For this lab, I used the corpus from lab 3, which had eight texts from the “movie books” fiction bookshelf. These texts included Peter Pan, Wuthering Heights, Tarzan, Son of Tarzan, The Scarlet Letter, The Hunchback of Notre Dame, The Jungle Book, and Frankenstein. I used the PowerShell to create twenty topics with twenty words in each in mallet. It gave me two text files, a keys file that contained the topics and their percentages in the corpus overall, and a composition file, which displayed the texts and the prominence of each topic within those selected texts. I copied these plain text files into excel files to be able to read them better.


Out of these twenty topics, I found topics twelve and six the most interesting. Topic twelve had words such as, “time,” “project,” “eyes,” “made,” “work,” “heard,” “gutenberg,” “looked,” “full,” “make,” “sat,” “knew,” and “electronic.”


This topic occurred quite a bit across the texts, occurring in 22.8% of Peter Pan, 21% of The Jungle Book, and between 12% and 15% of Wuthering Heights, Tarzan, Son of Tarzan, Frankenstein, and The Scarlet Letter. Actually, the only novel this topic didn’t occur much in was The Hunchback of Notre Dame, only talking up 1.4% of that novel, which I found odd.


Although this topic had quite a bit of prominence in seven of the eight novels in my corpus, I thought it was the least coherent topic of the bunch.  The words “project” and “gutenberg” obviously were connected to the font matter that stated that each of these works came from Project Gutenberg,—I think “electronic” fits in with those as well—and the rest of the words like “time,” “sat,” and “eyes” didn’t really seem like they went together in any specific way. I think this topic only had so much prominence because these were words that are often used in many texts.


The other topic I noticed though, topic six, I thought had a much higher coherence.

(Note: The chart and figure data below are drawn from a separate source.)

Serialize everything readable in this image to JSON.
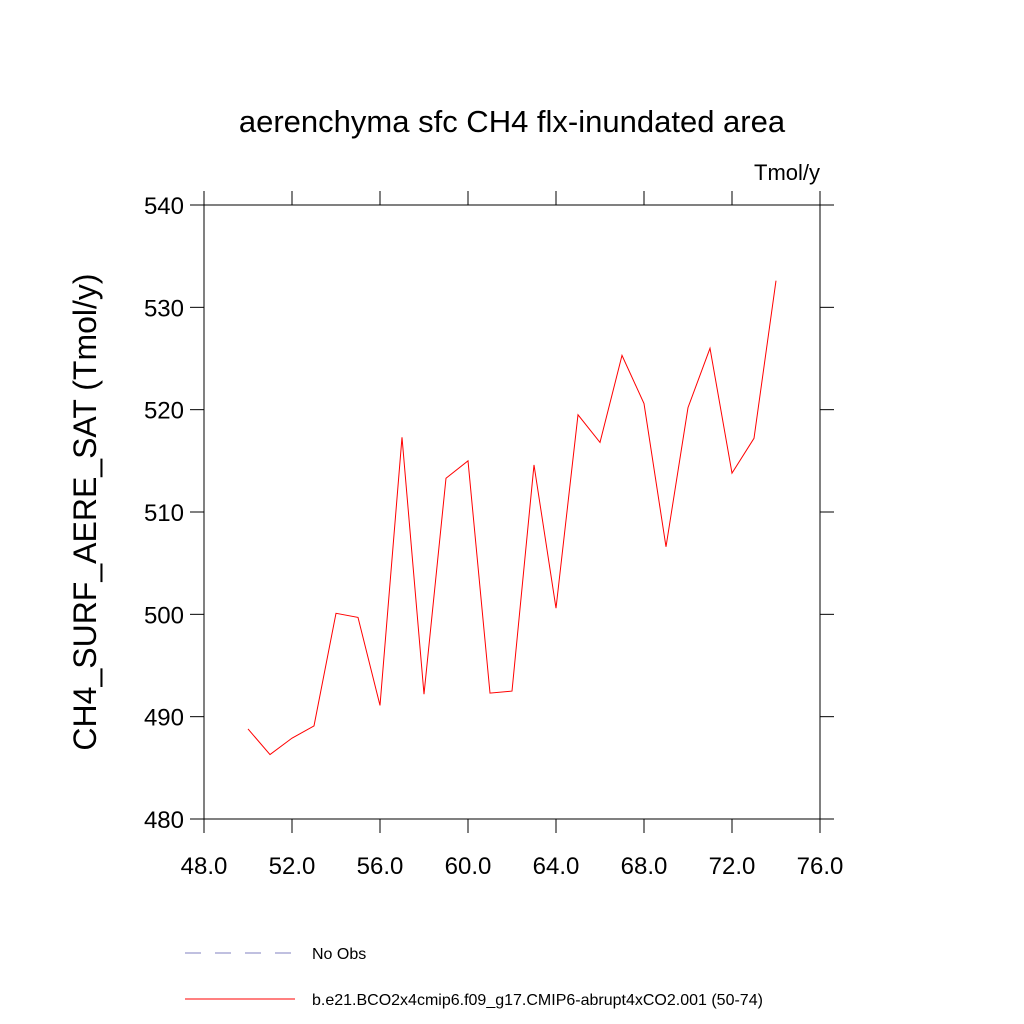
{
  "chart_data": {
    "type": "line",
    "title": "aerenchyma sfc CH4 flx-inundated area",
    "units_label": "Tmol/y",
    "y_label": "CH4_SURF_AERE_SAT  (Tmol/y)",
    "x": [
      50,
      51,
      52,
      53,
      54,
      55,
      56,
      57,
      58,
      59,
      60,
      61,
      62,
      63,
      64,
      65,
      66,
      67,
      68,
      69,
      70,
      71,
      72,
      73,
      74
    ],
    "series": [
      {
        "name": "b.e21.BCO2x4cmip6.f09_g17.CMIP6-abrupt4xCO2.001 (50-74)",
        "color": "#ff0000",
        "values": [
          488.8,
          486.3,
          487.9,
          489.1,
          500.1,
          499.7,
          491.1,
          517.3,
          492.2,
          513.3,
          515.0,
          492.3,
          492.5,
          514.6,
          500.6,
          519.5,
          516.8,
          525.3,
          520.6,
          506.6,
          520.2,
          526.0,
          513.8,
          517.2,
          532.6
        ]
      }
    ],
    "extra_legend": [
      {
        "name": "No Obs",
        "color": "#8080c0",
        "style": "dashed"
      }
    ],
    "xlim": [
      48,
      76
    ],
    "xticks": [
      {
        "value": 48,
        "label": "48.0"
      },
      {
        "value": 52,
        "label": "52.0"
      },
      {
        "value": 56,
        "label": "56.0"
      },
      {
        "value": 60,
        "label": "60.0"
      },
      {
        "value": 64,
        "label": "64.0"
      },
      {
        "value": 68,
        "label": "68.0"
      },
      {
        "value": 72,
        "label": "72.0"
      },
      {
        "value": 76,
        "label": "76.0"
      }
    ],
    "ylim": [
      480,
      540
    ],
    "yticks": [
      480,
      490,
      500,
      510,
      520,
      530,
      540
    ],
    "grid": false
  }
}
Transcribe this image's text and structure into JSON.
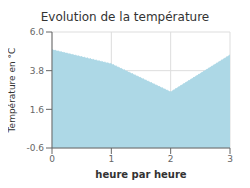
{
  "chart_data": {
    "type": "area",
    "title": "Evolution de la température",
    "x_label": "heure par heure",
    "y_label": "Température en °C",
    "x": [
      0,
      1,
      2,
      3
    ],
    "values": [
      5.0,
      4.2,
      2.6,
      4.7
    ],
    "xlim": [
      0,
      3
    ],
    "ylim": [
      -0.6,
      6.0
    ],
    "xticks": [
      0,
      1,
      2,
      3
    ],
    "yticks": [
      -0.6,
      1.6,
      3.8,
      {
        "value": 6.0,
        "label": "6.0"
      }
    ],
    "color": "#add8e6",
    "line_style": "dotted",
    "grid": true
  }
}
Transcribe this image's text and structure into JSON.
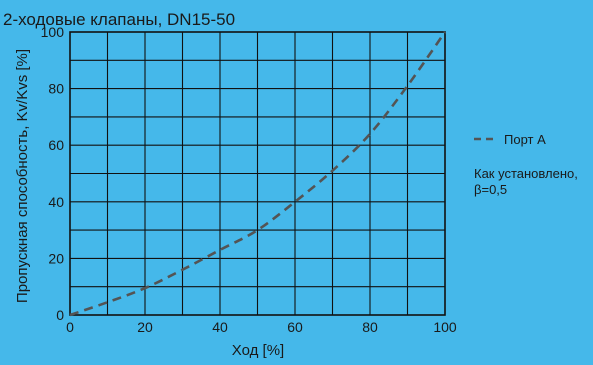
{
  "chart_data": {
    "type": "line",
    "title": "2-ходовые клапаны, DN15-50",
    "xlabel": "Ход [%]",
    "ylabel": "Пропускная способность, Kv/Kvs [%]",
    "xlim": [
      0,
      100
    ],
    "ylim": [
      0,
      100
    ],
    "x_ticks": [
      0,
      20,
      40,
      60,
      80,
      100
    ],
    "y_ticks": [
      0,
      20,
      40,
      60,
      80,
      100
    ],
    "grid": true,
    "legend_position": "right",
    "series": [
      {
        "name": "Порт А",
        "line_style": "dashed",
        "color": "#545454",
        "x": [
          0,
          10,
          20,
          30,
          40,
          50,
          60,
          70,
          80,
          90,
          100
        ],
        "y": [
          0,
          4.5,
          9.5,
          16,
          23,
          30,
          40,
          51,
          64,
          81,
          100
        ]
      }
    ],
    "annotation": {
      "line1": "Как установлено,",
      "line2": "β=0,5"
    }
  },
  "colors": {
    "background": "#45b8ea",
    "plot_background": "#45b8ea",
    "grid": "#111111",
    "series": "#545454"
  }
}
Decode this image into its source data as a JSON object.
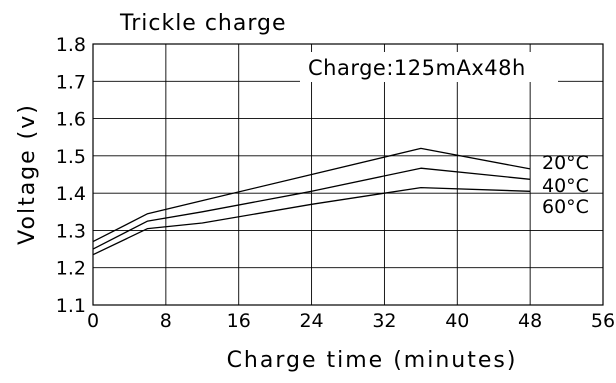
{
  "chart_data": {
    "type": "line",
    "title": "Trickle charge",
    "annotation": "Charge:125mAx48h",
    "xlabel": "Charge time (minutes)",
    "ylabel": "Voltage (v)",
    "xlim": [
      0,
      56
    ],
    "ylim": [
      1.1,
      1.8
    ],
    "x_ticks": [
      0,
      8,
      16,
      24,
      32,
      40,
      48,
      56
    ],
    "y_ticks": [
      1.1,
      1.2,
      1.3,
      1.4,
      1.5,
      1.6,
      1.7,
      1.8
    ],
    "x_tick_labels": [
      "0",
      "8",
      "16",
      "24",
      "32",
      "40",
      "48",
      "56"
    ],
    "y_tick_labels": [
      "1.1",
      "1.2",
      "1.3",
      "1.4",
      "1.5",
      "1.6",
      "1.7",
      "1.8"
    ],
    "grid": true,
    "series": [
      {
        "name": "20°C",
        "points": [
          [
            0,
            1.27
          ],
          [
            6,
            1.345
          ],
          [
            12,
            1.38
          ],
          [
            24,
            1.45
          ],
          [
            36,
            1.52
          ],
          [
            48,
            1.465
          ]
        ]
      },
      {
        "name": "40°C",
        "points": [
          [
            0,
            1.25
          ],
          [
            6,
            1.325
          ],
          [
            12,
            1.35
          ],
          [
            24,
            1.405
          ],
          [
            36,
            1.467
          ],
          [
            48,
            1.437
          ]
        ]
      },
      {
        "name": "60°C",
        "points": [
          [
            0,
            1.235
          ],
          [
            6,
            1.305
          ],
          [
            12,
            1.32
          ],
          [
            24,
            1.37
          ],
          [
            36,
            1.415
          ],
          [
            48,
            1.405
          ]
        ]
      }
    ]
  }
}
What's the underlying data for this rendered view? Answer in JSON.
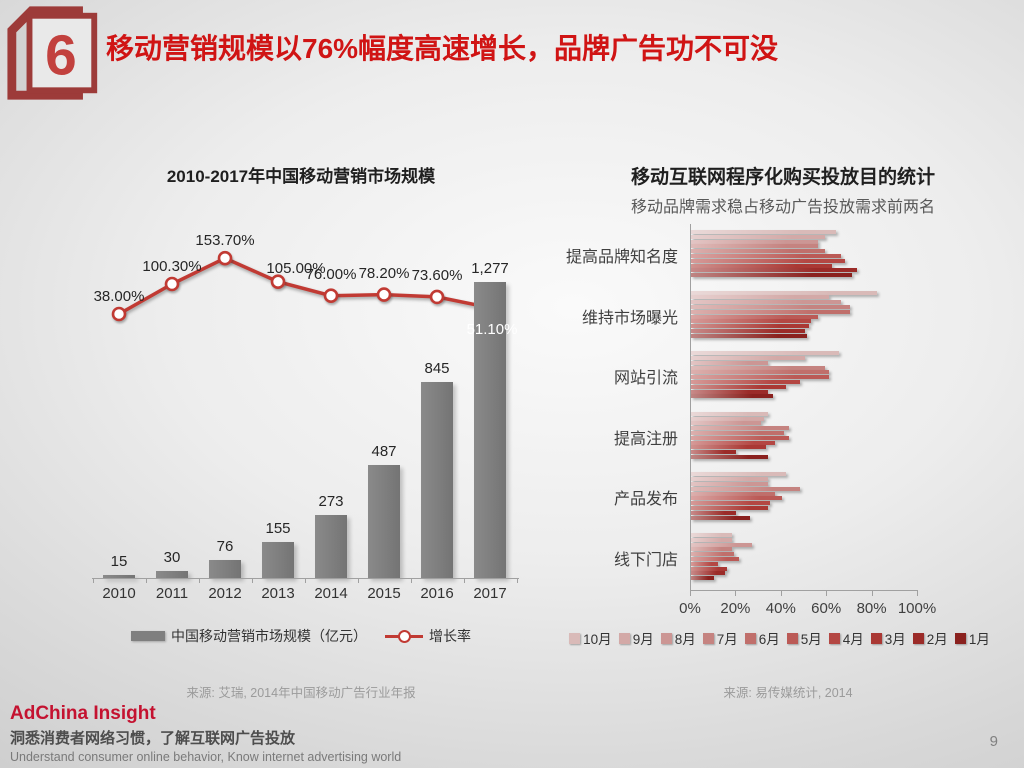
{
  "header": {
    "badge_number": "6",
    "title": "移动营销规模以76%幅度高速增长，品牌广告功不可没"
  },
  "footer": {
    "brand": "AdChina Insight",
    "tagline_zh": "洞悉消费者网络习惯，了解互联网广告投放",
    "tagline_en": "Understand consumer online behavior, Know internet advertising world",
    "page_number": "9"
  },
  "chart_data": [
    {
      "id": "china-mobile-marketing-market-size",
      "type": "bar+line",
      "title": "2010-2017年中国移动营销市场规模",
      "categories": [
        "2010",
        "2011",
        "2012",
        "2013",
        "2014",
        "2015",
        "2016",
        "2017"
      ],
      "series": [
        {
          "name": "中国移动营销市场规模（亿元）",
          "type": "bar",
          "values": [
            15,
            30,
            76,
            155,
            273,
            487,
            845,
            1277
          ],
          "labels": [
            "15",
            "30",
            "76",
            "155",
            "273",
            "487",
            "845",
            "1,277"
          ],
          "color": "#7f7f7f"
        },
        {
          "name": "增长率",
          "type": "line",
          "values": [
            38.0,
            100.3,
            153.7,
            105.0,
            76.0,
            78.2,
            73.6,
            51.1
          ],
          "labels": [
            "38.00%",
            "100.30%",
            "153.70%",
            "105.00%",
            "76.00%",
            "78.20%",
            "73.60%",
            "51.10%"
          ],
          "color": "#c13a33"
        }
      ],
      "bar_axis_range": [
        0,
        1400
      ],
      "line_axis_unit": "percent",
      "grid": false,
      "legend_position": "bottom",
      "source": "来源: 艾瑞, 2014年中国移动广告行业年报"
    },
    {
      "id": "programmatic-buying-purpose-stats",
      "type": "grouped-horizontal-bar",
      "title": "移动互联网程序化购买投放目的统计",
      "subtitle": "移动品牌需求稳占移动广告投放需求前两名",
      "categories": [
        "提高品牌知名度",
        "维持市场曝光",
        "网站引流",
        "提高注册",
        "产品发布",
        "线下门店"
      ],
      "x_ticks": [
        "0%",
        "20%",
        "40%",
        "60%",
        "80%",
        "100%"
      ],
      "xlim": [
        0,
        100
      ],
      "grid": false,
      "legend_position": "bottom",
      "series": [
        {
          "name": "10月",
          "color": "#d9bab8",
          "values": [
            64,
            82,
            65,
            34,
            42,
            18
          ]
        },
        {
          "name": "9月",
          "color": "#d3a9a7",
          "values": [
            59,
            61,
            50,
            32,
            34,
            18
          ]
        },
        {
          "name": "8月",
          "color": "#cc9694",
          "values": [
            56,
            66,
            34,
            31,
            34,
            27
          ]
        },
        {
          "name": "7月",
          "color": "#c58380",
          "values": [
            56,
            70,
            59,
            43,
            48,
            18
          ]
        },
        {
          "name": "6月",
          "color": "#c06f6b",
          "values": [
            59,
            70,
            61,
            41,
            37,
            19
          ]
        },
        {
          "name": "5月",
          "color": "#bb5a56",
          "values": [
            66,
            56,
            61,
            43,
            40,
            21
          ]
        },
        {
          "name": "4月",
          "color": "#b44743",
          "values": [
            68,
            53,
            48,
            37,
            35,
            12
          ]
        },
        {
          "name": "3月",
          "color": "#aa3834",
          "values": [
            62,
            52,
            42,
            33,
            34,
            16
          ]
        },
        {
          "name": "2月",
          "color": "#9b2b28",
          "values": [
            73,
            50,
            34,
            20,
            20,
            15
          ]
        },
        {
          "name": "1月",
          "color": "#8a211e",
          "values": [
            71,
            51,
            36,
            34,
            26,
            10
          ]
        }
      ],
      "source": "来源: 易传媒统计, 2014"
    }
  ]
}
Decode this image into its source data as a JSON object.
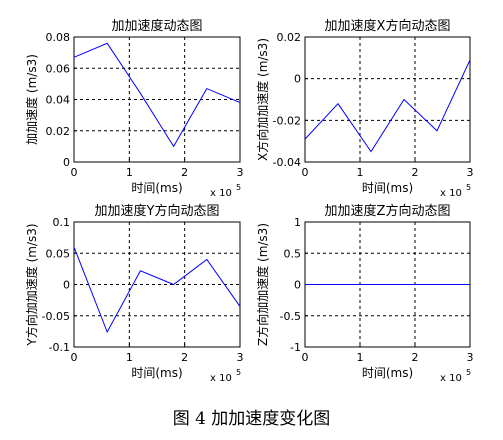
{
  "caption": "图 4  加加速度变化图",
  "chart_data": [
    {
      "type": "line",
      "title": "加加速度动态图",
      "xlabel": "时间(ms)",
      "ylabel": "加加速度 (m/s3)",
      "x_multiplier": "x 10",
      "x_multiplier_exp": "5",
      "xlim": [
        0,
        3
      ],
      "ylim": [
        0,
        0.08
      ],
      "xticks": [
        "0",
        "1",
        "2",
        "3"
      ],
      "yticks": [
        "0",
        "0.02",
        "0.04",
        "0.06",
        "0.08"
      ],
      "grid": true,
      "color": "#0000ff",
      "x": [
        0,
        0.6,
        1.2,
        1.8,
        2.4,
        3.0
      ],
      "y": [
        0.067,
        0.076,
        0.044,
        0.01,
        0.047,
        0.038
      ]
    },
    {
      "type": "line",
      "title": "加加速度X方向动态图",
      "xlabel": "时间(ms)",
      "ylabel": "X方向加加速度 (m/s3)",
      "x_multiplier": "x 10",
      "x_multiplier_exp": "5",
      "xlim": [
        0,
        3
      ],
      "ylim": [
        -0.04,
        0.02
      ],
      "xticks": [
        "0",
        "1",
        "2",
        "3"
      ],
      "yticks": [
        "-0.04",
        "-0.02",
        "0",
        "0.02"
      ],
      "grid": true,
      "color": "#0000ff",
      "x": [
        0,
        0.6,
        1.2,
        1.8,
        2.4,
        3.0
      ],
      "y": [
        -0.029,
        -0.012,
        -0.035,
        -0.01,
        -0.025,
        0.009
      ]
    },
    {
      "type": "line",
      "title": "加加速度Y方向动态图",
      "xlabel": "时间(ms)",
      "ylabel": "Y方向加加速度 (m/s3)",
      "x_multiplier": "x 10",
      "x_multiplier_exp": "5",
      "xlim": [
        0,
        3
      ],
      "ylim": [
        -0.1,
        0.1
      ],
      "xticks": [
        "0",
        "1",
        "2",
        "3"
      ],
      "yticks": [
        "-0.1",
        "-0.05",
        "0",
        "0.05",
        "0.1"
      ],
      "grid": true,
      "color": "#0000ff",
      "x": [
        0,
        0.6,
        1.2,
        1.8,
        2.4,
        3.0
      ],
      "y": [
        0.06,
        -0.076,
        0.022,
        0.0,
        0.04,
        -0.035
      ]
    },
    {
      "type": "line",
      "title": "加加速度Z方向动态图",
      "xlabel": "时间(ms)",
      "ylabel": "Z方向加加速度 (m/s3)",
      "x_multiplier": "x 10",
      "x_multiplier_exp": "5",
      "xlim": [
        0,
        3
      ],
      "ylim": [
        -1,
        1
      ],
      "xticks": [
        "0",
        "1",
        "2",
        "3"
      ],
      "yticks": [
        "-1",
        "-0.5",
        "0",
        "0.5",
        "1"
      ],
      "grid": true,
      "color": "#0000ff",
      "x": [
        0,
        0.6,
        1.2,
        1.8,
        2.4,
        3.0
      ],
      "y": [
        0,
        0,
        0,
        0,
        0,
        0
      ]
    }
  ]
}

This topic contained words such as “night,” “mind,” “life,” “death,” “happy,” “friends,” “creature,” “earth,” “possessed,” “country,” “horror,” and “hope.” In one of my other classes right now we’re reading Jane Eyre and these words reminded me a lot of some of the gothic trends I saw while reading it, especially “night,” “death,” “life,” “creature,” and “horror.” Because of this, I thought these words might possibly be grouped for belonging to a sort of gothic tradition with its focus on small moments of happiness and a lot of dark and horrific other parts. When I looked at the composition file, this hypothesis seemed even more possible.


Topic six occurred in 29% of Frankenstein, which is probably one of the most famous Gothic novels. It also occurred in 9.4% of Wuthering Heights and 5.9% of The Hunchback of Notre Dame. It also occurred in 6.4% of The Scarlet Letter, but I don’t really know much about that novel, so it might disrupt my gothic idea. The other three novels, though, have pretty strong gothic themes, so I though perhaps I was right about this being a gothic topic, especially when you see that the topic only occurs in 0.3% of The Jungle Book, which would clearly not be gothic.


After finding this trend, I actually found mallet a lot more valuable than I had originally thought. I think the main turn off for many of my class members was the extreme difficulty we had figuring out how to work mallet. While I do think it was really hard, I can see how it would be a really valuable tool once you knew what you were doing with it.